Affaire concernant Fernandez de Heredia

La commission est explicitement liée à une affaire concernant Fernandez de Heredia. C’est ce lien qui lui donne sa consistance historique dans l’année 1360. L’existence même d’une telle saisine indique que le dossier a été porté devant une instance de haut niveau, placée sous l’autorité pontificale et formée de cardinaux.

La nature exacte de ce qui était alors examiné ne peut être précisée davantage ici. On peut seulement retenir avec sûreté que Fernandez de Heredia se trouvait au centre de l’affaire traitée par cette commission, ce qui suffit à situer l’instance dans un contexte de décision ou d’examen particulièrement relevé au sein de la curie.

Relation avec frère Roger de Pins

Frère Roger de Pins est mentionné en rapport avec cette commission à Avignon en 1360. Cette association documentaire établit son insertion, à un titre qui n’est pas autrement défini, dans l’environnement immédiat de l’affaire traitée. Elle peut signaler une implication personnelle, une comparution, une intervention, une information transmise ou une simple présence dans le cadre de la procédure, sans qu’il soit possible de trancher plus précisément.

Sa mention n’en est pas moins importante. Elle montre que la commission cardinalice ne se réduit pas à ses seuls membres, mais se situe au croisement d’un ensemble d’acteurs gravitant autour du dossier examiné. La relation de Roger de Pins à cette instance fournit ainsi un repère utile pour replacer sa trajectoire dans le voisinage direct de la curie pontificale.

Portée institutionnelle

Cette commission illustre le recours du gouvernement pontifical à des structures collégiales limitées, adaptées au traitement d’affaires particulières. Elle combine centralité institutionnelle et spécialisation fonctionnelle : centrale, parce qu’elle relève du pape et siège à Avignon ; spécialisée, parce qu’elle paraît attachée à un cas précis plutôt qu’à une compétence permanente clairement individualisée.

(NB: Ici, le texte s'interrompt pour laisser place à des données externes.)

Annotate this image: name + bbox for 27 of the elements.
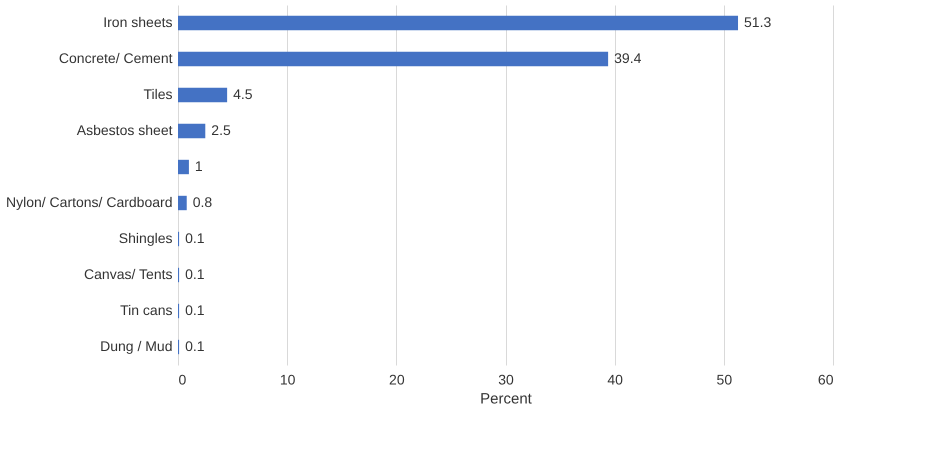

Dans cette perspective, la commission de trois cardinaux peut être comprise comme un instrument de médiation entre la personne du pontife et l’examen concret des causes. Elle rend visible un niveau intermédiaire de décision ou d’instruction au sein de la curie, sans cesser pour autant de dépendre entièrement de l’autorité pontificale dont elle émane.

Repères

La commission est attestée à Avignon en 1360. Elle relève du pape, se compose de trois cardinaux et intervient dans une affaire concernant Fernandez de Heredia. Frère Roger de Pins y est mentionné. Au-delà de ces points, ni l’identité des cardinaux, ni la durée de la commission, ni l’étendue exacte de sa mission ne peuvent être précisées ici.